Tuesday, July 24, 2012

Top Ten MG Books With Vivid Worlds


Today's Top Ten Tuesday theme is TOP TEN MOST VIVID WORLDS. As usual, mine has a middle grade spin. Here are some of my favorite and most unforgettable settings--worlds that made such an impression on my mind that I feel as though I've been there. Although I've only listed the first book, many of these have sequels or are part of a larger series, so lucky readers can immerse themselves in these worlds again and again.






J. R. R. Tolkien


The Hobbit 
Middle-Earth










J. K. Rowling





Harry Potter 
Hogwarts








R. L. LaFevers


Theodosia and the Serpents of Chaos 
Edwardian London












C. S. Lewis



The Lion, the Witch, and the Wardrobe
Narnia












A. A. Milne



Winnie-the-Pooh 
The Hundred-Acre Wood








Roald Dahl


Charlie and the Chocolate Factory 
Willie Wonka's Factory








Anne McCaffrey



Dragonsong
Pern











L. Frank Baum


The Wonderful Wizard of Oz
Oz











Nancy Farmer

The Sea of Trolls
The lands of the Vikings











Angie Sage

Magyk
The world of Septimus Heap











And I'm adding an extra. I'm only halfway through the first book in the series, but the world of Luxa and Henry has already come alive in my imagination.

Suzanne Collins


 Gregor the Overlander
 The Underland









What literary worlds do you find most vivid and memorable?

14 comments:

Christina Farley said...

I love the list of books you mentioned. Each of those does such a great job on world building as well.

Katharina Brendel said...

So proud I know most of these books ;) I haven't read Dragonsong but the cover already makes the world look magical!

Margo Berendsen said...

I think I'm going to have to read a hundred new books after this particular Top Ten. The Sea of Trolls, Theodosia, the Overlander...

DMS said...

What an excellent list! I love Harry Potter and think the magical world that JK WRowling created is very vivid in my mind. I have read many of the books on your list and love them. I haven't read Magyk- but hope to read it soon. Theodosia and the Serpents of Chaos looks interesting.

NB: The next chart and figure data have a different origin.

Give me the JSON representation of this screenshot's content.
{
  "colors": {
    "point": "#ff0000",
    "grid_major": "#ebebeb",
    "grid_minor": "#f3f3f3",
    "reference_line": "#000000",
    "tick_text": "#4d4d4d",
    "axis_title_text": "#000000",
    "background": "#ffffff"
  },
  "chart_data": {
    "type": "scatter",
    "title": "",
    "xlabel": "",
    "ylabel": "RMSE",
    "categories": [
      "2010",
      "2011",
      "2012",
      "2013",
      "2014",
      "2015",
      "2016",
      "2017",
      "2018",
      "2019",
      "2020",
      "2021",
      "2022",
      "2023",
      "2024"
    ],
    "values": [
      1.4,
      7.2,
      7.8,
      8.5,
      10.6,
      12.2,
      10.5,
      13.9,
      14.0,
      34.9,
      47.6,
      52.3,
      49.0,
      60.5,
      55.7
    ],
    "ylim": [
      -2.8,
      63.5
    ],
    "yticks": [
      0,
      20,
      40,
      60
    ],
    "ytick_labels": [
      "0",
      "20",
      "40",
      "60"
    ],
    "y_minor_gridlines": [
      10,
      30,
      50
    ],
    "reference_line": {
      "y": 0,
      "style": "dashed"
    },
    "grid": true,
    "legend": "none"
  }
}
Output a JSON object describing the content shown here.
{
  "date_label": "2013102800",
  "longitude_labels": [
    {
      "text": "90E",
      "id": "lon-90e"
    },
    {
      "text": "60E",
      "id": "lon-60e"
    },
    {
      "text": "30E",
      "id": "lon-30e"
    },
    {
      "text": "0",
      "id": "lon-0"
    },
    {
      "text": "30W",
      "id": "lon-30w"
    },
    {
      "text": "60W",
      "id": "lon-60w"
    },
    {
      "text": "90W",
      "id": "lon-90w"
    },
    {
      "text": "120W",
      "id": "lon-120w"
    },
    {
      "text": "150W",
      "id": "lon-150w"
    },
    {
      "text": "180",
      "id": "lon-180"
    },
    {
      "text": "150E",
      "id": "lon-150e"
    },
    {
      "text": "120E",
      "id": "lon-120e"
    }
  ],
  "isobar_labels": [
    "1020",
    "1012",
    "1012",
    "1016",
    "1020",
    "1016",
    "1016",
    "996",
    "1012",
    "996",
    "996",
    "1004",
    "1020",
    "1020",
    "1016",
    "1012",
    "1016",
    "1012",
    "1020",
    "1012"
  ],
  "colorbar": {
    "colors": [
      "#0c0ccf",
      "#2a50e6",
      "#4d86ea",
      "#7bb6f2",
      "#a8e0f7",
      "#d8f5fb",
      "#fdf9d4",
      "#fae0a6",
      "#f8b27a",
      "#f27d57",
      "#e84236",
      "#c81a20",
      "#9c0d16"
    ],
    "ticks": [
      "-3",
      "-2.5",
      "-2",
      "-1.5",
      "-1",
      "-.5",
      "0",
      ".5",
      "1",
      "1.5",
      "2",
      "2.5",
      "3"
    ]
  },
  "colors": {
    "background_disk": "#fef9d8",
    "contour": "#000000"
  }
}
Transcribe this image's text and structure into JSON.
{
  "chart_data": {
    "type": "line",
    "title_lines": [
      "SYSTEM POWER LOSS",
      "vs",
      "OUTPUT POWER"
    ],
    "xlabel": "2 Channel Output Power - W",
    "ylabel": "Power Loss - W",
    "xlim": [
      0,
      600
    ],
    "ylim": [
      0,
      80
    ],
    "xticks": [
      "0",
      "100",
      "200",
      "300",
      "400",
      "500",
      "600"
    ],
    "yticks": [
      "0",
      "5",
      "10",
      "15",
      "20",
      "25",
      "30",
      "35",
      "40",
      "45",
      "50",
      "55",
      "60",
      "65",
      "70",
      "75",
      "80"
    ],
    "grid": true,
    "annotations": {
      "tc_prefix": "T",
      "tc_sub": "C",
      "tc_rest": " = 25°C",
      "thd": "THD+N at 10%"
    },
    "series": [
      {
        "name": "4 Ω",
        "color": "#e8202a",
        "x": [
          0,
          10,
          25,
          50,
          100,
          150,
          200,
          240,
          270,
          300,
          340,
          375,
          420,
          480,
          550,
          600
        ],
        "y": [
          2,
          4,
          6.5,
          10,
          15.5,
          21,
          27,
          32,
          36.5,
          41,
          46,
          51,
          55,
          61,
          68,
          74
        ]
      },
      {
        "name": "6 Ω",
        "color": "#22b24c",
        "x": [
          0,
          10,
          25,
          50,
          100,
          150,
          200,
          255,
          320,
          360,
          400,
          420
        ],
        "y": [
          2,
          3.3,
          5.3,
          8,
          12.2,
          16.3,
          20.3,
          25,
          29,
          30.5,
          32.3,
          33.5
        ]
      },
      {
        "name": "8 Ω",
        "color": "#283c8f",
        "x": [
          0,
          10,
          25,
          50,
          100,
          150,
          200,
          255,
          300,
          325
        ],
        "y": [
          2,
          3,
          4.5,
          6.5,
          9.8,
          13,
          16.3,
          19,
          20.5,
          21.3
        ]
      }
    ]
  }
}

I hope you continue to enjoy Gregor! I read the series before The Hunger Games was written and really enjoyed it. The underworld is a fascinating place.

Jenn said...

Oooh...the Pern books are a great choice! It's been so long since I read those, but I remember loving them.

Ruth Donnelly said...

Thanks, Christina!

Katharina, hope you give Dragonsong a try. I enjoyed McCaffrey's Harper Hall Trilogy years ago, but they always stuck with me, and I recently reread them when the author passed away.

Margo, I'm glad you got some good recommendations! There's never enough time to read everything, is there?

DMS, I definitely want to read more Underland books. I love how Collins put an urban twist on Alice in Wonderland. She said something about how city kids would fall down a manhole, not a rabbit hole, and they wouldn't find a tea party.

Ruth Donnelly said...

Thanks, Jenn! They are unforgettable, aren't they?

Jennifer said...

Such a great and nostalgic list! Narnia, Hogwarts, Hundred Acre Wood...so awesome! Thanks for visiting!

Jennifer @ Feminist Fairy Tale Reviews

Michael @ The Bookshelf Review said...

New Follower. Totally forgot about Narnia and wizard of oz. Thanks for visiting My TTT

Deb Marshall said...

I like this post! And you know, I have not read Sea of Trolls yet. Must get that changed.

p.s. I LOVE your blog name!

Ruth Donnelly said...

Jennifer, I enjoyed your top ten list. Thanks for stopping by mine! :)

Michael, thanks for following. Your list was great, too.

Deb, hope you like it! I'm looking forward to reading the rest of the books in the series.

Anonymous said...

Love your blog and great choices. In terms of MG, you really picked great ones there. And anyone who likes Winnie the Pooh is awesome.

If you delve into the YA or upper adult stream of course, the list goes on and on....Lord of The Rings, Hunger Games series, Divergent.

World building and description are things I marvel at in authors because I cannot even begin to fathom how to actually write that. I feel I lack that ability (well, actually, I haven't really tried,,,but description and stuff is like over my head at this point)..maybe I'm not meant to delve into that "type" of story...but in the meantime, reading these tales is infatuating.

Jill

Anonymous said...

Oh...The Percy Jackson series...truthfully I only got through the first three (I ought to read the others, I'd love to, but I'd have to refresh myself on the first ones before that)...but they are great MG series also.

Ruth Donnelly said...

I agree, Jill, it's kind of mind-boggling how some authors can create a world that is so real. I feel like characterization comes more naturally to me, and I have to struggle more with setting.

Anon, I enjoyed the first in that series, but I guess I wasn't enough of a fan to read the rest. I hear his new series is good.